Malheureusement, pour obtenir le vote d'une telle mesure au congrès, compte tenu du contexte politique de l'époque, G.W.Bush a du accepter que ces réductions d'impôts soient réexaminées par le congrès d'ici 2011. Or, ni B. Obama, ni, et c'est plus décevant, J. McCain, ne semblent prêts à accepter leur pérennisation.

D'autre part, afin sans doute de susciter une certaine docilité des deux chambres vis à vis de ses choix de politique étrangère, l'administration Bush a arrosé sans compter de subventions les états fédérés, finançant nombre de projets d'intérêt douteux, pour ne pas dire des éléphants blancs, par le biais de dépenses dites "discrétionnaires" en direction des collectivités. Ces dépenses, appelés avec mépris "pork barrel spending" par leurs critiques, ont contribué, bien plus que l'aventure irakienne, à dégrader considérablement l'équilibre budgétaire fédéral. Si on ajoute que, comme chez nous, l'accroissement très probable des dépenses publiques d'assurance Maladie (programme Medicare pour les personnes âgées) et du régime général de retraites par répartition posent à long terme  une hypothèque non résolue à ce jour pour le département du trésor, on peut s'inquiéter légitimement sur la durabilité des baisses d'impôts du début du millénaire.
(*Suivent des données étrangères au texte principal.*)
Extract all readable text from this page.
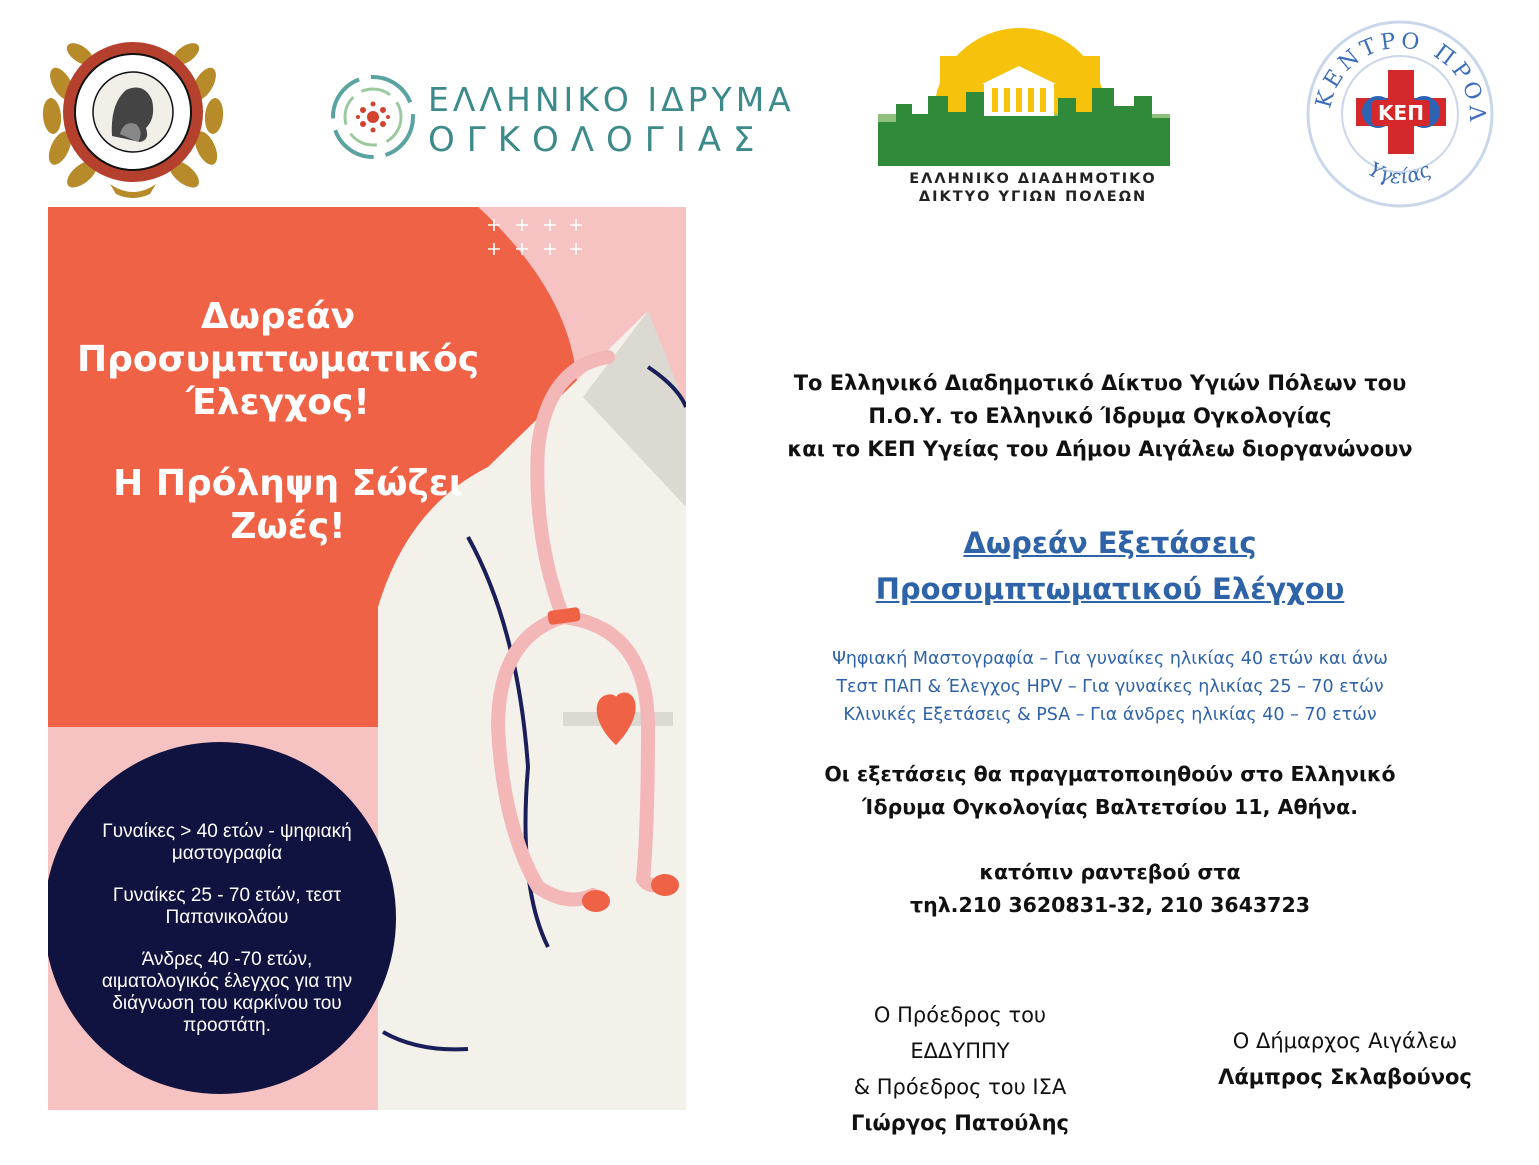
ΕΛΛΗΝΙΚΟ ΙΔΡΥΜΑ
ΟΓΚΟΛΟΓΙΑΣ
ΕΛΛΗΝΙΚΟ ΔΙΑΔΗΜΟΤΙΚΟ
ΔΙΚΤΥΟ ΥΓΙΩΝ ΠΟΛΕΩΝ
ΚΕΝΤΡΟ ΠΡΟΛ
Υγείας
ΚΕΠ
Δωρεάν
Προσυμπτωματικός
Έλεγχος!
Η Πρόληψη Σώζει
Ζωές!
Γυναίκες > 40 ετών - ψηφιακή
μαστογραφία
Γυναίκες 25 - 70 ετών, τεστ
Παπανικολάου
Άνδρες 40 -70 ετών,
αιματολογικός έλεγχος για την
διάγνωση του καρκίνου του
προστάτη.
Το Ελληνικό Διαδημοτικό Δίκτυο Υγιών Πόλεων του
Π.Ο.Υ. το Ελληνικό Ίδρυμα Ογκολογίας
και το ΚΕΠ Υγείας του Δήμου Αιγάλεω διοργανώνουν
Δωρεάν Εξετάσεις
Προσυμπτωματικού Ελέγχου
Ψηφιακή Μαστογραφία – Για γυναίκες ηλικίας 40 ετών και άνω
Τεστ ΠΑΠ & Έλεγχος HPV – Για γυναίκες ηλικίας 25 – 70 ετών
Κλινικές Εξετάσεις & PSA – Για άνδρες ηλικίας 40 – 70 ετών
Οι εξετάσεις θα πραγματοποιηθούν στο Ελληνικό
Ίδρυμα Ογκολογίας Βαλτετσίου 11, Αθήνα.
κατόπιν ραντεβού στα
τηλ.210 3620831-32, 210 3643723
Ο Πρόεδρος του
ΕΔΔΥΠΠΥ
& Πρόεδρος του ΙΣΑ
Γιώργος Πατούλης
Ο Δήμαρχος Αιγάλεω
Λάμπρος Σκλαβούνος
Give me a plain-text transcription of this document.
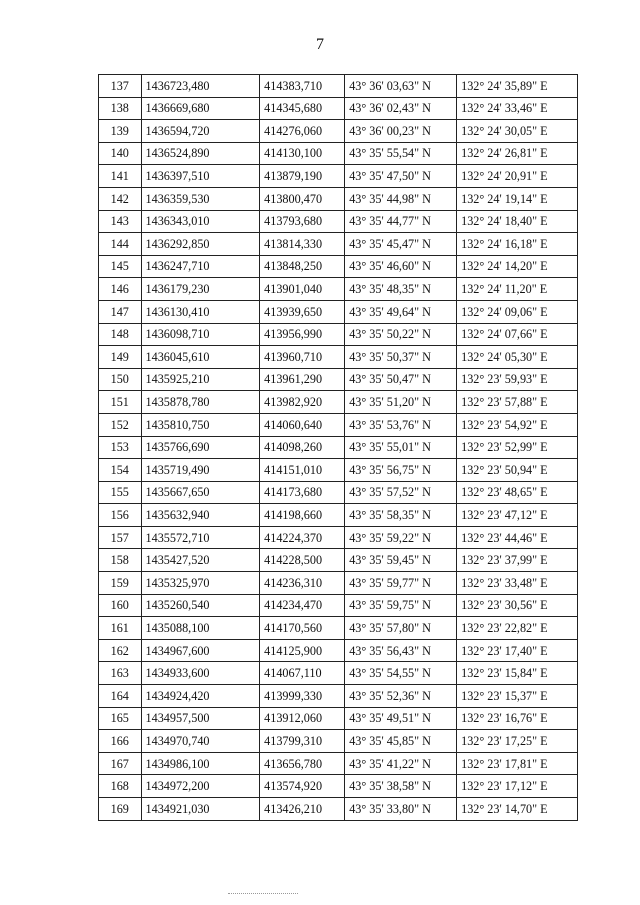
7
137	1436723,480	414383,710	43° 36' 03,63" N	132° 24' 35,89" E
138	1436669,680	414345,680	43° 36' 02,43" N	132° 24' 33,46" E
139	1436594,720	414276,060	43° 36' 00,23" N	132° 24' 30,05" E
140	1436524,890	414130,100	43° 35' 55,54" N	132° 24' 26,81" E
141	1436397,510	413879,190	43° 35' 47,50" N	132° 24' 20,91" E
142	1436359,530	413800,470	43° 35' 44,98" N	132° 24' 19,14" E
143	1436343,010	413793,680	43° 35' 44,77" N	132° 24' 18,40" E
144	1436292,850	413814,330	43° 35' 45,47" N	132° 24' 16,18" E
145	1436247,710	413848,250	43° 35' 46,60" N	132° 24' 14,20" E
146	1436179,230	413901,040	43° 35' 48,35" N	132° 24' 11,20" E
147	1436130,410	413939,650	43° 35' 49,64" N	132° 24' 09,06" E
148	1436098,710	413956,990	43° 35' 50,22" N	132° 24' 07,66" E
149	1436045,610	413960,710	43° 35' 50,37" N	132° 24' 05,30" E
150	1435925,210	413961,290	43° 35' 50,47" N	132° 23' 59,93" E
151	1435878,780	413982,920	43° 35' 51,20" N	132° 23' 57,88" E
152	1435810,750	414060,640	43° 35' 53,76" N	132° 23' 54,92" E
153	1435766,690	414098,260	43° 35' 55,01" N	132° 23' 52,99" E
154	1435719,490	414151,010	43° 35' 56,75" N	132° 23' 50,94" E
155	1435667,650	414173,680	43° 35' 57,52" N	132° 23' 48,65" E
156	1435632,940	414198,660	43° 35' 58,35" N	132° 23' 47,12" E
157	1435572,710	414224,370	43° 35' 59,22" N	132° 23' 44,46" E
158	1435427,520	414228,500	43° 35' 59,45" N	132° 23' 37,99" E
159	1435325,970	414236,310	43° 35' 59,77" N	132° 23' 33,48" E
160	1435260,540	414234,470	43° 35' 59,75" N	132° 23' 30,56" E
161	1435088,100	414170,560	43° 35' 57,80" N	132° 23' 22,82" E
162	1434967,600	414125,900	43° 35' 56,43" N	132° 23' 17,40" E
163	1434933,600	414067,110	43° 35' 54,55" N	132° 23' 15,84" E
164	1434924,420	413999,330	43° 35' 52,36" N	132° 23' 15,37" E
165	1434957,500	413912,060	43° 35' 49,51" N	132° 23' 16,76" E
166	1434970,740	413799,310	43° 35' 45,85" N	132° 23' 17,25" E
167	1434986,100	413656,780	43° 35' 41,22" N	132° 23' 17,81" E
168	1434972,200	413574,920	43° 35' 38,58" N	132° 23' 17,12" E
169	1434921,030	413426,210	43° 35' 33,80" N	132° 23' 14,70" E
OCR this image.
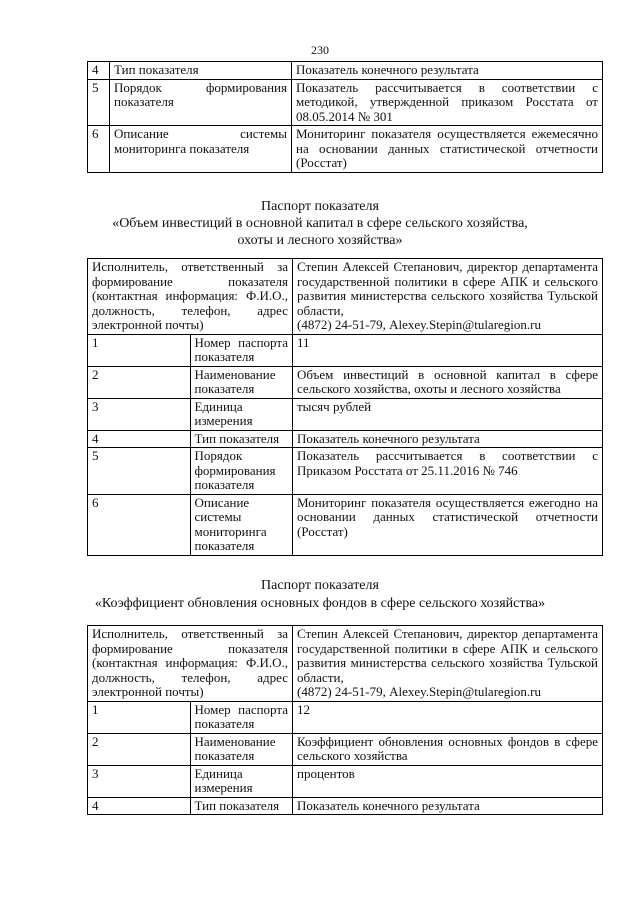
230
4	Тип показателя	Показатель конечного результата
5	Порядок формирования показателя	Показатель рассчитывается в соответствии с методикой, утвержденной приказом Росстата от 08.05.2014 № 301
6	Описание системы мониторинга показателя	Мониторинг показателя осуществляется ежемесячно на основании данных статистической отчетности (Росстат)
Паспорт показателя
«Объем инвестиций в основной капитал в сфере сельского хозяйства, охоты и лесного хозяйства»
Исполнитель, ответственный за формирование показателя (контактная информация: Ф.И.О., должность, телефон, адрес электронной почты)		Степин Алексей Степанович, директор департамента государственной политики в сфере АПК и сельского развития министерства сельского хозяйства Тульской области,
(4872) 24-51-79, Alexey.Stepin@tularegion.ru
1	Номер паспорта показателя	11
2	Наименование показателя	Объем инвестиций в основной капитал в сфере сельского хозяйства, охоты и лесного хозяйства
3	Единица измерения	тысяч рублей
4	Тип показателя	Показатель конечного результата
5	Порядок формирования показателя	Показатель рассчитывается в соответствии с Приказом Росстата от 25.11.2016 № 746
6	Описание системы мониторинга показателя	Мониторинг показателя осуществляется ежегодно на основании данных статистической отчетности (Росстат)
Паспорт показателя
«Коэффициент обновления основных фондов в сфере сельского хозяйства»
Исполнитель, ответственный за формирование показателя (контактная информация: Ф.И.О., должность, телефон, адрес электронной почты)		Степин Алексей Степанович, директор департамента государственной политики в сфере АПК и сельского развития министерства сельского хозяйства Тульской области,
(4872) 24-51-79, Alexey.Stepin@tularegion.ru
1	Номер паспорта показателя	12
2	Наименование показателя	Коэффициент обновления основных фондов в сфере сельского хозяйства
3	Единица измерения	процентов
4	Тип показателя	Показатель конечного результата
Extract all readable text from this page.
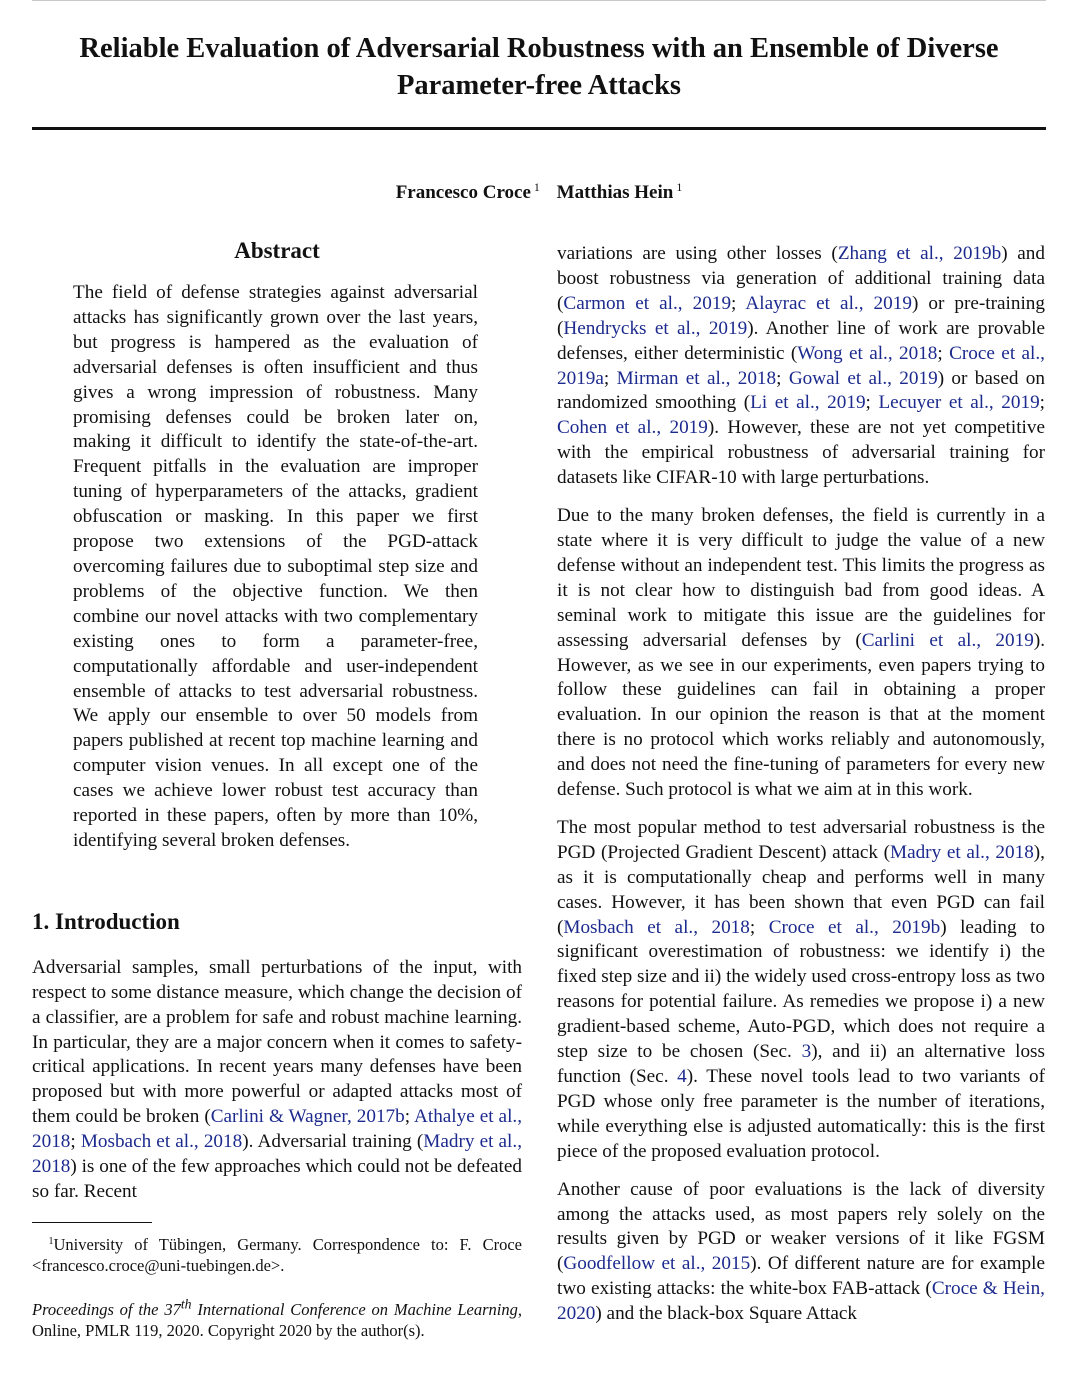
Reliable Evaluation of Adversarial Robustness with an Ensemble of Diverse
Parameter-free Attacks
Francesco Croce $^1$ Matthias Hein $^1$
Abstract

The field of defense strategies against adversarial attacks has significantly grown over the last years, but progress is hampered as the evaluation of adversarial defenses is often insufficient and thus gives a wrong impression of robustness. Many promising defenses could be broken later on, making it difficult to identify the state-of-the-art. Frequent pitfalls in the evaluation are improper tuning of hyperparameters of the attacks, gradient obfuscation or masking. In this paper we first propose two extensions of the PGD-attack overcoming failures due to suboptimal step size and problems of the objective function. We then combine our novel attacks with two complementary existing ones to form a parameter-free, computationally affordable and user-independent ensemble of attacks to test adversarial robustness. We apply our ensemble to over 50 models from papers published at recent top machine learning and computer vision venues. In all except one of the cases we achieve lower robust test accuracy than reported in these papers, often by more than 10%, identifying several broken defenses.

1. Introduction

Adversarial samples, small perturbations of the input, with respect to some distance measure, which change the decision of a classifier, are a problem for safe and robust machine learning. In particular, they are a major concern when it comes to safety-critical applications. In recent years many defenses have been proposed but with more powerful or adapted attacks most of them could be broken (Carlini & Wagner, 2017b; Athalye et al., 2018; Mosbach et al., 2018). Adversarial training (Madry et al., 2018) is one of the few approaches which could not be defeated so far. Recent

 $^1$University of Tübingen, Germany. Correspondence to: F. Croce <francesco.croce@uni-tuebingen.de>.

Proceedings of the 37th International Conference on Machine Learning, Online, PMLR 119, 2020. Copyright 2020 by the author(s).

variations are using other losses (Zhang et al., 2019b) and boost robustness via generation of additional training data (Carmon et al., 2019; Alayrac et al., 2019) or pre-training (Hendrycks et al., 2019). Another line of work are provable defenses, either deterministic (Wong et al., 2018; Croce et al., 2019a; Mirman et al., 2018; Gowal et al., 2019) or based on randomized smoothing (Li et al., 2019; Lecuyer et al., 2019; Cohen et al., 2019). However, these are not yet competitive with the empirical robustness of adversarial training for datasets like CIFAR-10 with large perturbations.

Due to the many broken defenses, the field is currently in a state where it is very difficult to judge the value of a new defense without an independent test. This limits the progress as it is not clear how to distinguish bad from good ideas. A seminal work to mitigate this issue are the guidelines for assessing adversarial defenses by (Carlini et al., 2019). However, as we see in our experiments, even papers trying to follow these guidelines can fail in obtaining a proper evaluation. In our opinion the reason is that at the moment there is no protocol which works reliably and autonomously, and does not need the fine-tuning of parameters for every new defense. Such protocol is what we aim at in this work.

The most popular method to test adversarial robustness is the PGD (Projected Gradient Descent) attack (Madry et al., 2018), as it is computationally cheap and performs well in many cases. However, it has been shown that even PGD can fail (Mosbach et al., 2018; Croce et al., 2019b) leading to significant overestimation of robustness: we identify i) the fixed step size and ii) the widely used cross-entropy loss as two reasons for potential failure. As remedies we propose i) a new gradient-based scheme, Auto-PGD, which does not require a step size to be chosen (Sec. 3), and ii) an alternative loss function (Sec. 4). These novel tools lead to two variants of PGD whose only free parameter is the number of iterations, while everything else is adjusted automatically: this is the first piece of the proposed evaluation protocol.

Another cause of poor evaluations is the lack of diversity among the attacks used, as most papers rely solely on the results given by PGD or weaker versions of it like FGSM (Goodfellow et al., 2015). Of different nature are for example two existing attacks: the white-box FAB-attack (Croce & Hein, 2020) and the black-box Square Attack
Au contraire, Barak Obama évoque une forte augmentation des fiscalités marginales, et John McCain, au mieux, ne parle que de stabilité. Les deux parlementaires ont voté avec la majorité en faveur du « Housing Bill » de plus de 300 milliards supposé sauver le système bancaire US de la faillite, et pour cela, ont accepté de relever de... 800 milliards de dollars le plafond de dette admissible, en prévision des coûts à long termes induits par ce sauvetage. Bref, pas de réduction des dépenses en vue ! Ni de nouvelles réductions d'impôts, ni même le maintien en l'état des exonérations « Bush », ne paraissent probables.

Parallèlement, les négociations de l'OMC pour réduire les barrières douanières à la circulation de nombreux biens  entre différentes zones économiques sont au point mort après l'échec genevois. Si la situation reste en l'état, ce ne sera pas dramatique, le commerce mondial, à défaut d'être libre, s'est tout de même bien ouvert depuis 30 années. Mais l'on peut craindre un raidissement protectionniste unilatéral de certains grands acteurs de l'économie mondiale, et notamment... des USA, de nombreux démocrates, dont M. Obama, ayant soutenu des positions anti libre échange au congrès.

Naturellement, le pire n'est jamais certain, mais tout repli protectionniste de l'économie américaine pourrait avoir, toutes proportions gardées, des effets économiques comparables au désastreux Smoot-Hawley Act de 1930, lequel avait littéralement castré le commerce international alors que les entreprises faisaient face à une conjoncture monétaire difficile depuis 1929, ce qui avait contribué à enfoncer le monde dans la plus longue crise économique qu'il ait connu à l'ère moderne.

Dans ces conditions, n'y a-t-il pas quelques raisons d'espérer un rebond de l'économie américaine ?

Certes, il y en à. La faiblesse du Dollar rend l'investissement direct aux USA très intéressant. De nombreux industriels européens et asiatiques ont annoncé des projets importants outre-Atlantique. Le temps que ces investissements produisent leurs fruits, et l'économie américaine pourrait trouver là le carburant nécessaire pour financer son redémarrage, à condition toutefois que l'investissement privé intérieur, toujours beaucoup plus important en masse, prenne le relais par la suite. Cela suppose soit que les banques aient réussi à éponger leurs pertes et retrouvent des marges de manoeuvre en terme d'ouverture de crédits, soit que les barrières réglementaires ou fiscales auxquelles font face les petits et moyens entrepreneurs n'aient pas été relevées, et donc que la folie dépensière de l'état fédéral ait été calmée. Auquel cas le fort coup de vent que l'économie américaine traverse ne sera qu'une mauvaise tempête avant un redémarrage, selon le scénario habituel.

Mais que le nouveau président élu s'embarque vers un mauvais cap, plus étatiste ou plus protectionniste, et alors l'Amérique s'enfoncera dans une récession profonde. Et nous avec.